There's no light that doesn't buzz.
And no silence that doesn't breathe.
I wasn't supposed to be here.
Firstborn princes are usually raised in the Sapphire Chambers, closer to the throne and far from the priesthood. Surrounded by tutors, weapons masters, mages, expectations.
But I was raised near ash.
Near empty rooms and cracked stones.
Because ash doesn't threaten anything.
And it blows away on its own.
They gave Kael a ceremonial robe made of spider-silk thread from the House of Bone.
They gave me a pair of worn shoes that didn't match.
He trained in the Courtyard of Saints—the royal combat ring lined with statues of Aeloria's founding generals.
I swept the outer halls. I wasn't allowed to touch the stones within.
But I could hear the strikes.
Sword against post.
Instructor's voice, clear and low.
Kael's breathing—steady. Measured. Never strained.
He never made mistakes.
Once, I stopped sweeping to listen.
Just for a moment.
A guard noticed.
He slapped me hard enough to knock the broom from my hands.
"Don't watch what doesn't belong to you," he said.
I told myself I wasn't watching.
But it was a lie.
That night, something was left on the floor beside my bed.
A folded square of black silk.
No seal.

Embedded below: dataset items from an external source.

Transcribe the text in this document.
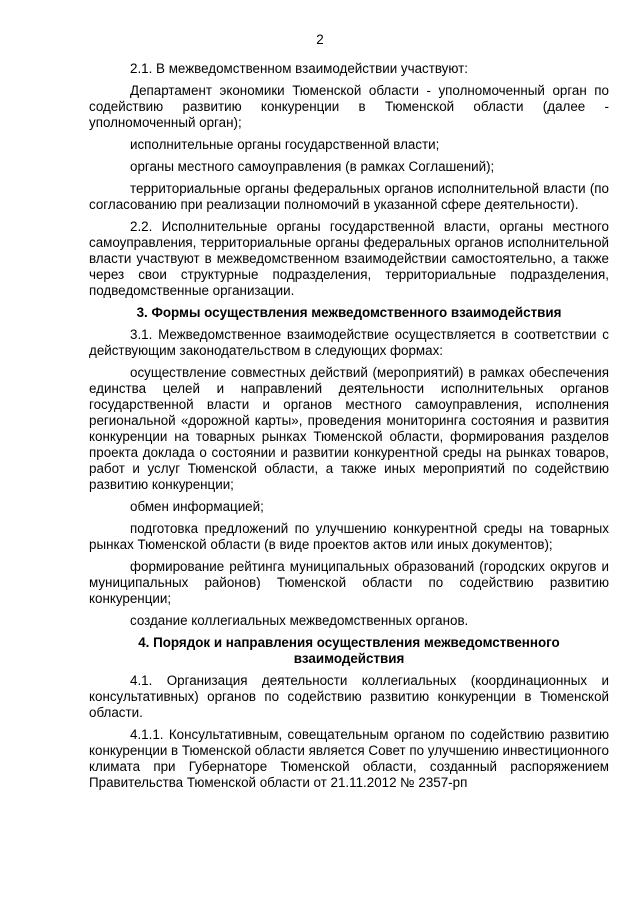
2

2.1. В межведомственном взаимодействии участвуют:

Департамент экономики Тюменской области - уполномоченный орган по содействию развитию конкуренции в Тюменской области (далее - уполномоченный орган);

исполнительные органы государственной власти;

органы местного самоуправления (в рамках Соглашений);

территориальные органы федеральных органов исполнительной власти (по согласованию при реализации полномочий в указанной сфере деятельности).

2.2. Исполнительные органы государственной власти, органы местного самоуправления, территориальные органы федеральных органов исполнительной власти участвуют в межведомственном взаимодействии самостоятельно, а также через свои структурные подразделения, территориальные подразделения, подведомственные организации.

3. Формы осуществления межведомственного взаимодействия

3.1. Межведомственное взаимодействие осуществляется в соответствии с действующим законодательством в следующих формах:

осуществление совместных действий (мероприятий) в рамках обеспечения единства целей и направлений деятельности исполнительных органов государственной власти и органов местного самоуправления, исполнения региональной «дорожной карты», проведения мониторинга состояния и развития конкуренции на товарных рынках Тюменской области, формирования разделов проекта доклада о состоянии и развитии конкурентной среды на рынках товаров, работ и услуг Тюменской области, а также иных мероприятий по содействию развитию конкуренции;

обмен информацией;

подготовка предложений по улучшению конкурентной среды на товарных рынках Тюменской области (в виде проектов актов или иных документов);

формирование рейтинга муниципальных образований (городских округов и муниципальных районов) Тюменской области по содействию развитию конкуренции;

создание коллегиальных межведомственных органов.

4. Порядок и направления осуществления межведомственного
взаимодействия

4.1. Организация деятельности коллегиальных (координационных и консультативных) органов по содействию развитию конкуренции в Тюменской области.

4.1.1. Консультативным, совещательным органом по содействию развитию конкуренции в Тюменской области является Совет по улучшению инвестиционного климата при Губернаторе Тюменской области, созданный распоряжением Правительства Тюменской области от 21.11.2012 № 2357-рп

No note. No explanation.
I didn't touch it.
Not at first.
But by morning, it was still there.
Waiting.
Black is the color of mourning in Aeloria.
It's also the color worn by priests in silent prayer.

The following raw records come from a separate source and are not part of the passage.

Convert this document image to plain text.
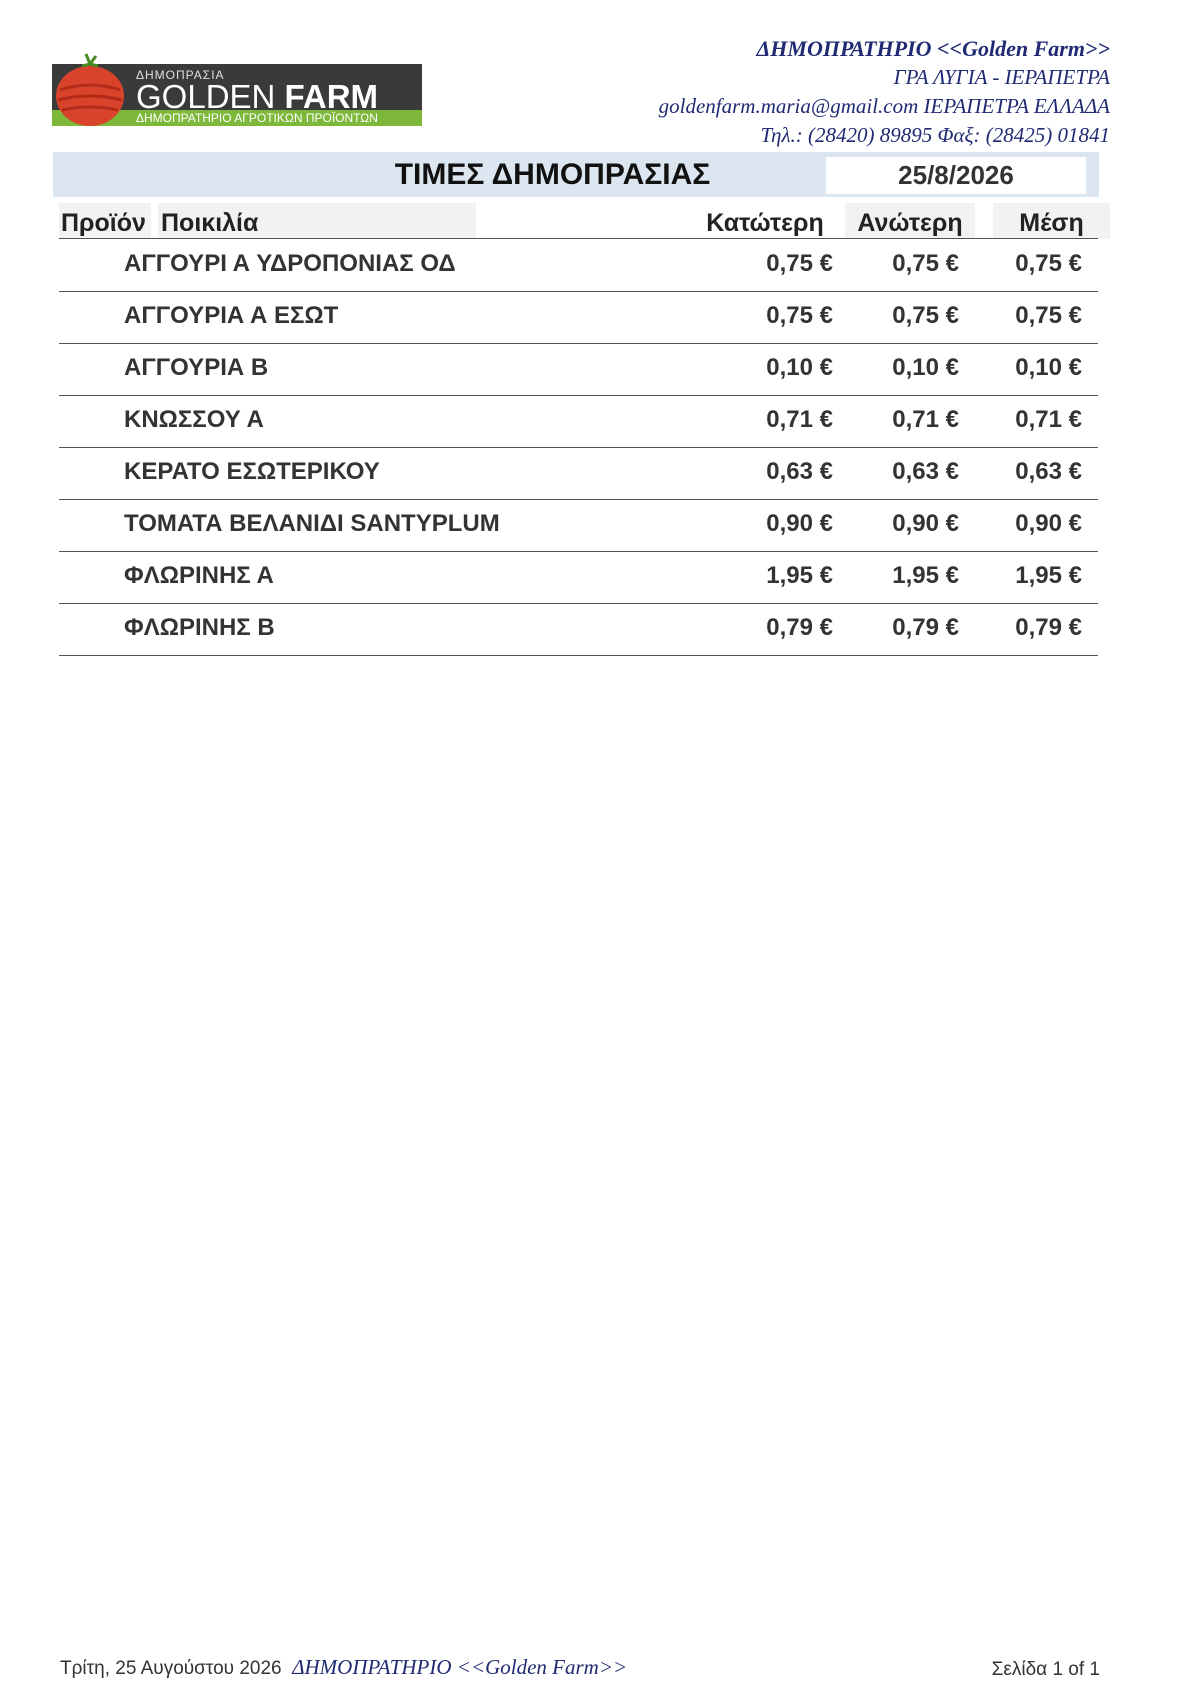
ΔΗΜΟΠΡΑΣΙΑ
GOLDEN FARM
ΔΗΜΟΠΡΑΤΗΡΙΟ ΑΓΡΟΤΙΚΩΝ ΠΡΟΪΟΝΤΩΝ
ΔΗΜΟΠΡΑΤΗΡΙΟ <<Golden Farm>>
ΓΡΑ ΛΥΓΙΑ - ΙΕΡΑΠΕΤΡΑ
goldenfarm.maria@gmail.com ΙΕΡΑΠΕΤΡΑ ΕΛΛΑΔΑ
Τηλ.: (28420) 89895 Φαξ: (28425) 01841
ΤΙΜΕΣ ΔΗΜΟΠΡΑΣΙΑΣ	25/8/2026
Προϊόν Ποικιλία	Κατώτερη	Ανώτερη	Μέση
ΑΓΓΟΥΡΙ Α ΥΔΡΟΠΟΝΙΑΣ ΟΔ	0,75 € 0,75 € 0,75 €
ΑΓΓΟΥΡΙΑ Α ΕΣΩΤ	0,75 € 0,75 € 0,75 €
ΑΓΓΟΥΡΙΑ Β	0,10 € 0,10 € 0,10 €
ΚΝΩΣΣΟΥ Α	0,71 € 0,71 € 0,71 €
ΚΕΡΑΤΟ ΕΣΩΤΕΡΙΚΟΥ	0,63 € 0,63 € 0,63 €
ΤΟΜΑΤΑ ΒΕΛΑΝΙΔΙ SANTYPLUM	0,90 € 0,90 € 0,90 €
ΦΛΩΡΙΝΗΣ Α	1,95 € 1,95 € 1,95 €
ΦΛΩΡΙΝΗΣ Β	0,79 € 0,79 € 0,79 €
Τρίτη, 25 Αυγούστου 2026 ΔΗΜΟΠΡΑΤΗΡΙΟ <<Golden Farm>>	Σελίδα 1 of 1
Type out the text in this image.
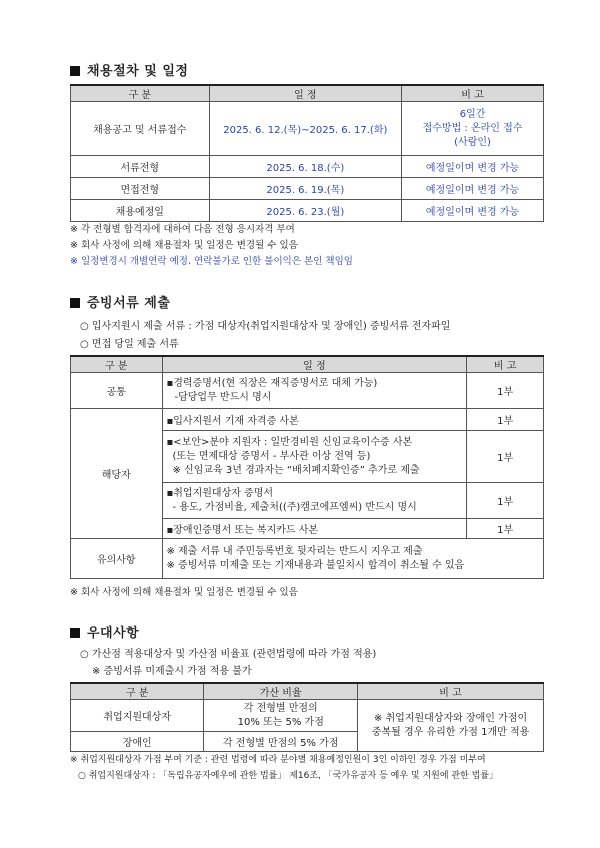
채용절차 및 일정
구 분	일 정	비 고
채용공고 및 서류접수	2025. 6. 12.(목)~2025. 6. 17.(화)	6일간
접수방법 : 온라인 접수
(사람인)

서류전형	2025. 6. 18.(수)	예정일이며 변경 가능
면접전형	2025. 6. 19.(목)	예정일이며 변경 가능
채용예정일	2025. 6. 23.(월)	예정일이며 변경 가능
※ 각 전형별 합격자에 대하여 다음 전형 응시자격 부여
※ 회사 사정에 의해 채용절차 및 일정은 변경될 수 있음
※ 일정변경시 개별연락 예정. 연락불가로 인한 불이익은 본인 책임임
증빙서류 제출
○ 입사지원시 제출 서류 : 가점 대상자(취업지원대상자 및 장애인) 증빙서류 전자파일
○ 면접 당일 제출 서류
구 분	일 정	비 고
공통	▪경력증명서(현 직장은 재직증명서로 대체 가능)
-담당업무 반드시 명시	1부
해당자	▪입사지원서 기재 자격증 사본	1부

	▪<보안>분야 지원자 : 일반경비원 신임교육이수증 사본
(또는 면제대상 증명서 - 부사관 이상 전역 등)
※ 신임교육 3년 경과자는 “배치폐지확인증” 추가로 제출	1부

	▪취업지원대상자 증명서
- 용도, 가점비율, 제출처((주)캠코에프엠씨) 반드시 명시	1부
	▪장애인증명서 또는 복지카드 사본	1부
유의사항	※ 제출 서류 내 주민등록번호 뒷자리는 반드시 지우고 제출
※ 증빙서류 미제출 또는 기재내용과 불일치시 합격이 취소될 수 있음	
※ 회사 사정에 의해 채용절차 및 일정은 변경될 수 있음
우대사항
○ 가산점 적용대상자 및 가산점 비율표 (관련법령에 따라 가점 적용)
※ 증빙서류 미제출시 가점 적용 불가
구 분	가산 비율	비 고
취업지원대상자	각 전형별 만점의
10% 또는 5% 가점	※ 취업지원대상자와 장애인 가점이
중복될 경우 유리한 가점 1개만 적용

장애인	각 전형별 만점의 5% 가점	
※ 취업지원대상자 가점 부여 기준 : 관련 법령에 따라 분야별 채용예정인원이 3인 이하인 경우 가점 미부여
○ 취업지원대상자 : 「독립유공자예우에 관한 법률」 제16조, 「국가유공자 등 예우 및 지원에 관한 법률」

And by slaves in training.
I didn't know which one Kael meant.
But I wore it two days later.
Not because I wanted to.
But because I didn't know what would happen if I didn't.

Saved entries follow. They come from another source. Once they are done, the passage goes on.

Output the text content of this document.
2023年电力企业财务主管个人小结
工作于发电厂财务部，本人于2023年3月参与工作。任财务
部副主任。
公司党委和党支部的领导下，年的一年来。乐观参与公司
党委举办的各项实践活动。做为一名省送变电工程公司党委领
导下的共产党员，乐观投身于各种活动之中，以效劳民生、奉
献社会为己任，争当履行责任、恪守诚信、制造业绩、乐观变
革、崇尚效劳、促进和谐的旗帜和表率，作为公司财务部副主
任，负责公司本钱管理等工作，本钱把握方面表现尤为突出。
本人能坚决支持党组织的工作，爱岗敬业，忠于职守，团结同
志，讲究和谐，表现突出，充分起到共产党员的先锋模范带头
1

Kael saw me from across the throne room.
He didn't say a word.
Didn't stop walking.
But I felt it—the pause of his gaze on my chest, where the cloth wrapped under my collar.
That night, another gift arrived.
A ring.
Black, like the cloth. Sized for a child's hand.
I didn't wear it.
So the next night, it was gone.
Replaced by a smaller one.
It fit.
Perfectly.
The queen never asked where I got it.
She didn't need to.
She didn't care.
In the palace, gifts are not gestures of kindness.
They are claims.
To wear another's color is to admit servitude.
To bear their crest is to acknowledge protection—or ownership.
The highborn trade rings during betrothals.
Soldiers are branded by their captains.
Slaves are collared in black.
And me?
I received all three.
I learned to recognize Kael's footsteps. Not because I feared them.
Because they were the only ones that never sped up when passing my door.
Everyone else rushed.
Maidservants. Pages. Guards.
But Kael walked slowly. Like he had time. Like time belonged to him.
Sometimes, I would stand behind the door and press my palm to the wood when I heard him coming.
Sometimes, he stopped too.
We never spoke.
But the wood between us always felt too thin.
One afternoon, I was sent to clean the Prayer Hall of the Forsaken—a crumbling stone room filled with broken statues and ash bowls long since gone cold.
It was the one place no one visited anymore.
Which meant it was safe.
Or so I thought.
I knelt beside the altar, scrubbing the dust from ancient tiles that bore forgotten names.
The water in my bucket had long since gone murky. My knees ached. My sleeves were soaked.
And when I looked up…
Kael was already there.
Sitting in the first row. Watching.
He didn't speak.
Didn't move.
Just… watched.
Eventually, he broke the silence.
"Do you think the gods still hear you?"
I didn't answer.
"They don't."
He leaned forward slightly.
"But I do."
Later, I found another note under my pillow.
One word this time.
Mine.
I didn't show anyone.
I didn't burn it either.
I folded it. Tucked it into the lining of the collar he'd given me.
I still don't know why.
Kael never punished me.
Not directly.
He didn't need to.
Because Kael never gave.
He claimed.
And everything he touched… stayed his.
The palace kept spinning.
The queen held court.
The king signed laws he didn't write.
Priests chanted to gods no one saw anymore.
And I…
I swept.
I bowed.
I bled in silence.
And every night, I wondered what it would mean
if I ever started wanting something back.